Why those most needing child protection might be least likely to get it

A new research project aims to help social work understand the relationship between poverty, deprivation and child protection

Picture credit: Gary Brigden
Picture credit: Gary Brigden

By Professor Kate Morris, Dr Will Mason, Professor Paul Bywaters, Professor Brid Featherstone, Professor Brigid Daniels, Dr Nughmana Mirza

How do we understand social work decisions in the context of inequality and poverty? We already know families face a profoundly unequal chance of experiencing care and protection interventions.

This is not a postcode lottery. For children, their social, economic and material circumstances are directly connected to the likelihood of social workers deciding they should be cared for, or be the subject of protection planning.

Put simply, being poor increases the chance of state intervention in your life. Yet there are extra dimensions to this too. Analysis of data also suggests that being poor in affluent local authorities increases the chances of intervention further – less deprived local authorities intervene more readily in children’s lives than more deprived neighbouring authorities.

The impact of deprivation

We have called this the inverse intervention law. It’s based on work on health inequalities – where the inverse care law means those who most need health are least likely to receive it. The inverse intervention law says that families experiencing similar levels of deprivation are more likely to experience care and protection if they live in less deprived local authorities.
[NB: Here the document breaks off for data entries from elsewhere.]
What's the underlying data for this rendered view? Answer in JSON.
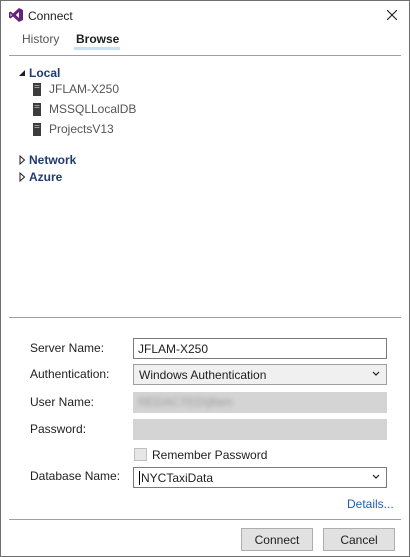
{
  "window": {
    "title": "Connect"
  },
  "tabs": {
    "history": "History",
    "browse": "Browse"
  },
  "tree": {
    "local": {
      "label": "Local",
      "servers": [
        "JFLAM-X250",
        "MSSQLLocalDB",
        "ProjectsV13"
      ]
    },
    "network": {
      "label": "Network"
    },
    "azure": {
      "label": "Azure"
    }
  },
  "form": {
    "server_name_label": "Server Name:",
    "server_name_value": "JFLAM-X250",
    "authentication_label": "Authentication:",
    "authentication_value": "Windows Authentication",
    "user_name_label": "User Name:",
    "user_name_value": "REDACTED\\jflam",
    "password_label": "Password:",
    "remember_password_label": "Remember Password",
    "database_name_label": "Database Name:",
    "database_name_value": "NYCTaxiData",
    "details_link": "Details..."
  },
  "buttons": {
    "connect": "Connect",
    "cancel": "Cancel"
  },
  "colors": {
    "accent": "#1a5fb4",
    "tree_header": "#1e3c72",
    "tab_underline": "#c7e0f4",
    "app_icon": "#68217a"
  }
}
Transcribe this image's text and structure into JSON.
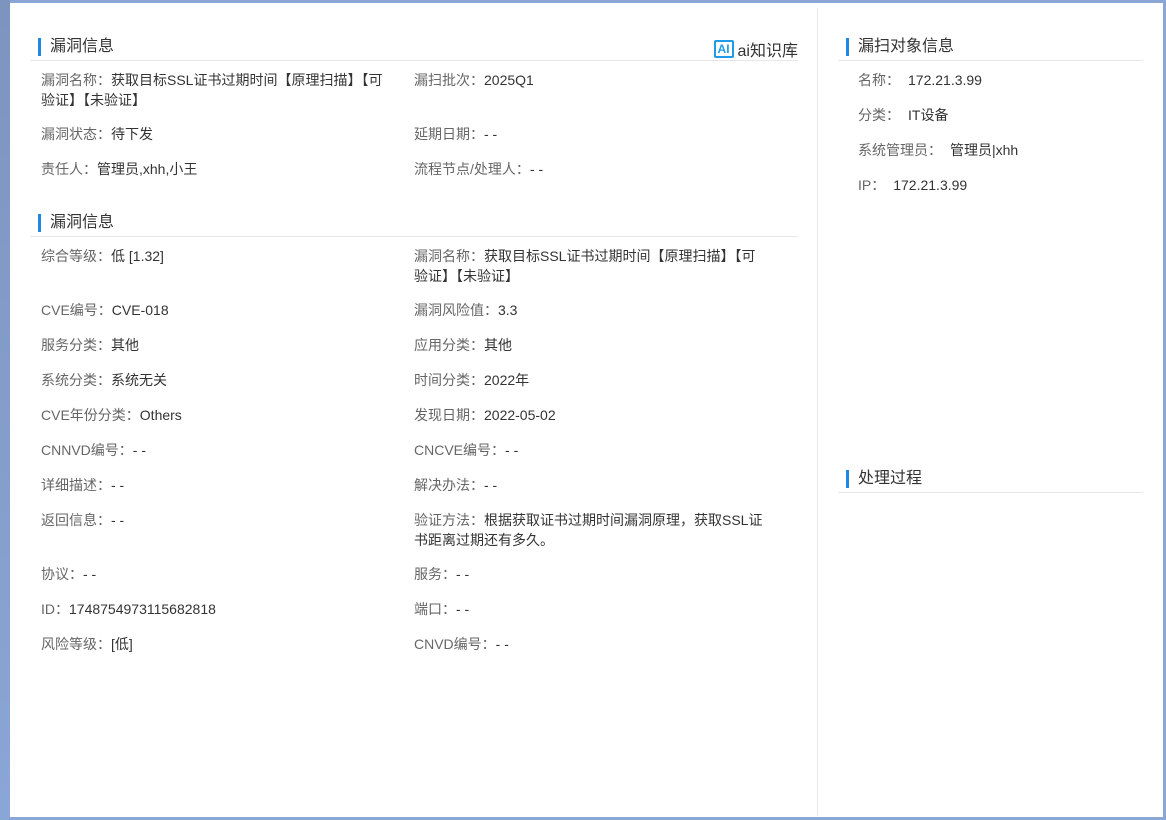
{
  "main": {
    "section1": {
      "title": "漏洞信息",
      "ai_label": "ai知识库",
      "ai_badge": "AI",
      "fields": [
        {
          "label": "漏洞名称：",
          "value": "获取目标SSL证书过期时间【原理扫描】【可验证】【未验证】"
        },
        {
          "label": "漏扫批次：",
          "value": "2025Q1"
        },
        {
          "label": "漏洞状态：",
          "value": "待下发"
        },
        {
          "label": "延期日期：",
          "value": "- -"
        },
        {
          "label": "责任人：",
          "value": "管理员,xhh,小王"
        },
        {
          "label": "流程节点/处理人：",
          "value": "- -"
        }
      ]
    },
    "section2": {
      "title": "漏洞信息",
      "fields": [
        {
          "label": "综合等级：",
          "value": "低 [1.32]"
        },
        {
          "label": "漏洞名称：",
          "value": "获取目标SSL证书过期时间【原理扫描】【可验证】【未验证】"
        },
        {
          "label": "CVE编号：",
          "value": "CVE-018"
        },
        {
          "label": "漏洞风险值：",
          "value": "3.3"
        },
        {
          "label": "服务分类：",
          "value": "其他"
        },
        {
          "label": "应用分类：",
          "value": "其他"
        },
        {
          "label": "系统分类：",
          "value": "系统无关"
        },
        {
          "label": "时间分类：",
          "value": "2022年"
        },
        {
          "label": "CVE年份分类：",
          "value": "Others"
        },
        {
          "label": "发现日期：",
          "value": "2022-05-02"
        },
        {
          "label": "CNNVD编号：",
          "value": "- -"
        },
        {
          "label": "CNCVE编号：",
          "value": "- -"
        },
        {
          "label": "详细描述：",
          "value": "- -"
        },
        {
          "label": "解决办法：",
          "value": "- -"
        },
        {
          "label": "返回信息：",
          "value": "- -"
        },
        {
          "label": "验证方法：",
          "value": "根据获取证书过期时间漏洞原理，获取SSL证书距离过期还有多久。"
        },
        {
          "label": "协议：",
          "value": "- -"
        },
        {
          "label": "服务：",
          "value": "- -"
        },
        {
          "label": "ID：",
          "value": "1748754973115682818"
        },
        {
          "label": "端口：",
          "value": "- -"
        },
        {
          "label": "风险等级：",
          "value": "[低]"
        },
        {
          "label": "CNVD编号：",
          "value": "- -"
        }
      ]
    }
  },
  "side": {
    "object_section": {
      "title": "漏扫对象信息",
      "fields": [
        {
          "label": "名称：",
          "value": "172.21.3.99"
        },
        {
          "label": "分类：",
          "value": "IT设备"
        },
        {
          "label": "系统管理员：",
          "value": "管理员|xhh"
        },
        {
          "label": "IP：",
          "value": "172.21.3.99"
        }
      ]
    },
    "process_section": {
      "title": "处理过程"
    }
  },
  "colors": {
    "accent": "#1e88e5",
    "frame": "#8aa6d6",
    "divider": "#e4e7ed"
  }
}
This is a pattern rather than a specific piece of practice. It tells us this is not simply a matter of individual social workers needing to think differently about the impact of children’s social material and economic circumstances.
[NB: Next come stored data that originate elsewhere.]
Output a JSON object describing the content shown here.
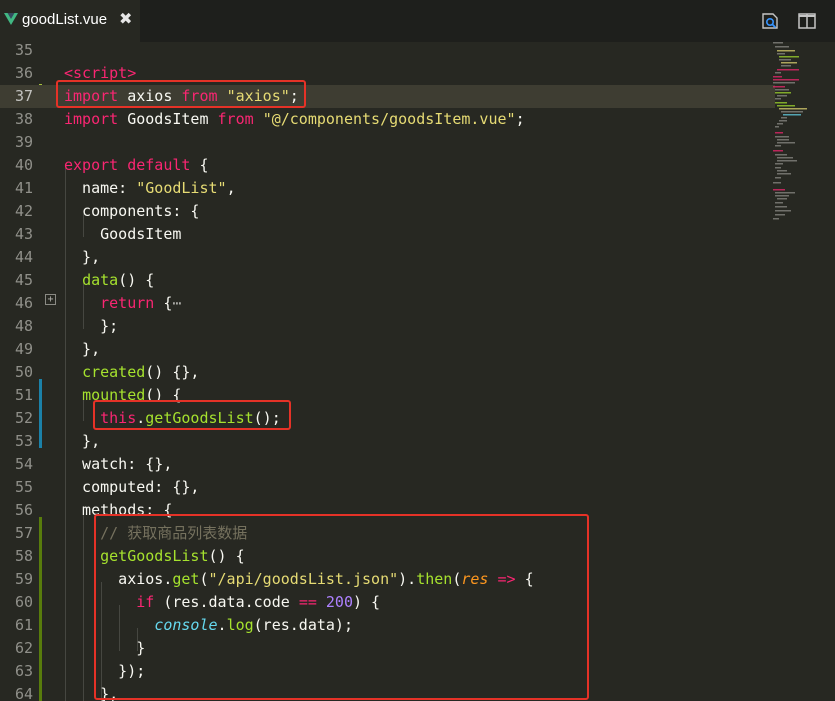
{
  "tab": {
    "filename": "goodList.vue",
    "close_glyph": "✖"
  },
  "toolbar": {
    "icons": [
      "open-preview-icon",
      "split-editor-icon"
    ]
  },
  "colors": {
    "background": "#272822",
    "tabbar": "#1e1f1c",
    "highlight_box": "#e53227",
    "vue_green": "#41b883",
    "vue_dark": "#35495e"
  },
  "editor": {
    "active_line": 37,
    "lines": [
      {
        "n": "35",
        "t": []
      },
      {
        "n": "36",
        "t": [
          [
            "tag",
            "<script"
          ],
          [
            "tag",
            ">"
          ]
        ]
      },
      {
        "n": "37",
        "t": [
          [
            "kw",
            "import"
          ],
          [
            "",
            " axios "
          ],
          [
            "kw",
            "from"
          ],
          [
            "",
            " "
          ],
          [
            "str",
            "\"axios\""
          ],
          [
            "",
            ";"
          ]
        ]
      },
      {
        "n": "38",
        "t": [
          [
            "kw",
            "import"
          ],
          [
            "",
            " GoodsItem "
          ],
          [
            "kw",
            "from"
          ],
          [
            "",
            " "
          ],
          [
            "str",
            "\"@/components/goodsItem.vue\""
          ],
          [
            "",
            ";"
          ]
        ]
      },
      {
        "n": "39",
        "t": []
      },
      {
        "n": "40",
        "t": [
          [
            "kw",
            "export"
          ],
          [
            "",
            " "
          ],
          [
            "kw",
            "default"
          ],
          [
            "",
            " {"
          ]
        ]
      },
      {
        "n": "41",
        "t": [
          [
            "",
            "  name: "
          ],
          [
            "str",
            "\"GoodList\""
          ],
          [
            "",
            ","
          ]
        ]
      },
      {
        "n": "42",
        "t": [
          [
            "",
            "  components: {"
          ]
        ]
      },
      {
        "n": "43",
        "t": [
          [
            "",
            "    GoodsItem"
          ]
        ]
      },
      {
        "n": "44",
        "t": [
          [
            "",
            "  },"
          ]
        ]
      },
      {
        "n": "45",
        "t": [
          [
            "",
            "  "
          ],
          [
            "fn",
            "data"
          ],
          [
            "",
            "() {"
          ]
        ]
      },
      {
        "n": "46",
        "t": [
          [
            "",
            "    "
          ],
          [
            "kw",
            "return"
          ],
          [
            "",
            " {"
          ],
          [
            "fold",
            "⋯"
          ]
        ]
      },
      {
        "n": "48",
        "t": [
          [
            "",
            "    };"
          ]
        ]
      },
      {
        "n": "49",
        "t": [
          [
            "",
            "  },"
          ]
        ]
      },
      {
        "n": "50",
        "t": [
          [
            "",
            "  "
          ],
          [
            "fn",
            "created"
          ],
          [
            "",
            "() {},"
          ]
        ]
      },
      {
        "n": "51",
        "t": [
          [
            "",
            "  "
          ],
          [
            "fn",
            "mounted"
          ],
          [
            "",
            "() {"
          ]
        ]
      },
      {
        "n": "52",
        "t": [
          [
            "",
            "    "
          ],
          [
            "kw",
            "this"
          ],
          [
            "",
            "."
          ],
          [
            "fn",
            "getGoodsList"
          ],
          [
            "",
            "();"
          ]
        ]
      },
      {
        "n": "53",
        "t": [
          [
            "",
            "  },"
          ]
        ]
      },
      {
        "n": "54",
        "t": [
          [
            "",
            "  watch: {},"
          ]
        ]
      },
      {
        "n": "55",
        "t": [
          [
            "",
            "  computed: {},"
          ]
        ]
      },
      {
        "n": "56",
        "t": [
          [
            "",
            "  methods: {"
          ]
        ]
      },
      {
        "n": "57",
        "t": [
          [
            "",
            "    "
          ],
          [
            "comment",
            "// 获取商品列表数据"
          ]
        ]
      },
      {
        "n": "58",
        "t": [
          [
            "",
            "    "
          ],
          [
            "fn",
            "getGoodsList"
          ],
          [
            "",
            "() {"
          ]
        ]
      },
      {
        "n": "59",
        "t": [
          [
            "",
            "      axios."
          ],
          [
            "fn",
            "get"
          ],
          [
            "",
            "("
          ],
          [
            "str",
            "\"/api/goodsList.json\""
          ],
          [
            "",
            ")."
          ],
          [
            "fn",
            "then"
          ],
          [
            "",
            "("
          ],
          [
            "param",
            "res"
          ],
          [
            "",
            " "
          ],
          [
            "kw",
            "=>"
          ],
          [
            "",
            " {"
          ]
        ]
      },
      {
        "n": "60",
        "t": [
          [
            "",
            "        "
          ],
          [
            "kw",
            "if"
          ],
          [
            "",
            " (res.data.code "
          ],
          [
            "kw",
            "=="
          ],
          [
            "",
            " "
          ],
          [
            "num",
            "200"
          ],
          [
            "",
            ") {"
          ]
        ]
      },
      {
        "n": "61",
        "t": [
          [
            "",
            "          "
          ],
          [
            "sup",
            "console"
          ],
          [
            "",
            "."
          ],
          [
            "fn",
            "log"
          ],
          [
            "",
            "(res.data);"
          ]
        ]
      },
      {
        "n": "62",
        "t": [
          [
            "",
            "        }"
          ]
        ]
      },
      {
        "n": "63",
        "t": [
          [
            "",
            "      });"
          ]
        ]
      },
      {
        "n": "64",
        "t": [
          [
            "",
            "    },"
          ]
        ]
      }
    ]
  }
}
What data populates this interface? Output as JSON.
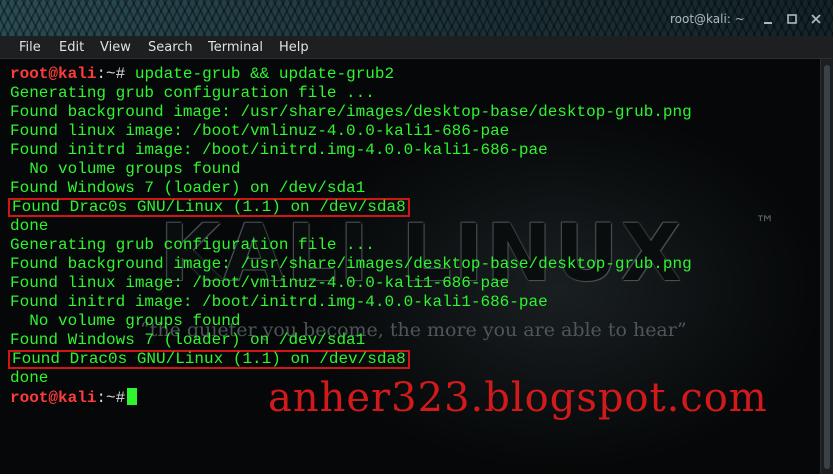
{
  "window": {
    "title": "root@kali: ~"
  },
  "menubar": {
    "items": [
      "File",
      "Edit",
      "View",
      "Search",
      "Terminal",
      "Help"
    ]
  },
  "prompt": {
    "user_host": "root@kali",
    "separator": ":",
    "path": "~",
    "symbol": "#"
  },
  "command": " update-grub && update-grub2",
  "output_lines": [
    "Generating grub configuration file ...",
    "Found background image: /usr/share/images/desktop-base/desktop-grub.png",
    "Found linux image: /boot/vmlinuz-4.0.0-kali1-686-pae",
    "Found initrd image: /boot/initrd.img-4.0.0-kali1-686-pae",
    "  No volume groups found",
    "Found Windows 7 (loader) on /dev/sda1",
    "Found Drac0s GNU/Linux (1.1) on /dev/sda8",
    "done",
    "Generating grub configuration file ...",
    "Found background image: /usr/share/images/desktop-base/desktop-grub.png",
    "Found linux image: /boot/vmlinuz-4.0.0-kali1-686-pae",
    "Found initrd image: /boot/initrd.img-4.0.0-kali1-686-pae",
    "  No volume groups found",
    "Found Windows 7 (loader) on /dev/sda1",
    "Found Drac0s GNU/Linux (1.1) on /dev/sda8",
    "done"
  ],
  "highlighted_line_indices": [
    6,
    14
  ],
  "background": {
    "logo_text": "KALI LINUX",
    "trademark": "™",
    "quote": "“the quieter you become, the more you are able to hear”"
  },
  "watermark": {
    "text": "anher323.blogspot.com"
  },
  "colors": {
    "terminal_text": "#2ff52f",
    "prompt_user": "#ff3b3b",
    "highlight_border": "#d01515",
    "watermark": "#d31a1a"
  },
  "icons": {
    "minimize": "minimize-icon",
    "maximize": "maximize-icon",
    "close": "close-icon"
  }
}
Looking at individual practice is hugely important, but for too long social work has avoided difficult discussions about the relationship between poverty, deprivation and child protection.Too many of the current policies that shape the approach to care and protection of children in this country do not recognise the centrality of inequality.

Beyond individual decision-making

If we are going to better understand outcomes for children, and their families, we need to develop a robust understanding of this complex area and pay attention to the patterns that go beyond individual decision-making.

We hope a unique research project we’re involved with will make a significant contribution to remedying the current knowledge gap. The study, funded by the Nuffield Foundation, is going to explore the interlocking variables that lie behind the inverse intervention law.

We want to explore several critical questions. Can we establish a difference in how deprivation is understood and experienced between higher and lower intervening authorities? Does this have a relationship with decisions to intervene and local thresholds?

How do social workers talk about and perceive poverty and deprivation? Is there a common pattern across high or low intervening areas? Are more affluent authorities reaching children in need of care and protection that deprived authorities cannot help? Or are families living in poverty more visible and marginalised in affluent authorities?

Seeking answers

In seeking answers, we’ll be spending time with social work teams and the communities they serve in order to understand and unpick the factors involved. We’re conducting two waves of fieldwork and, by the end, will be able to compare a sample of local authorities and Scottish and English practices and responses.

We are also looking to test new methodologies and make better use of existing data. This has already helped us to arrive at detailed descriptions of who is being intervened with, when and why.

Our project will not be able to answer every question. But it will examine the relationship between child welfare intervention rates and inequality. This will be crucial in helping efforts to ensure our care and protection approaches consider the effects of poverty and, in doing so, deliver the best outcomes for children and families.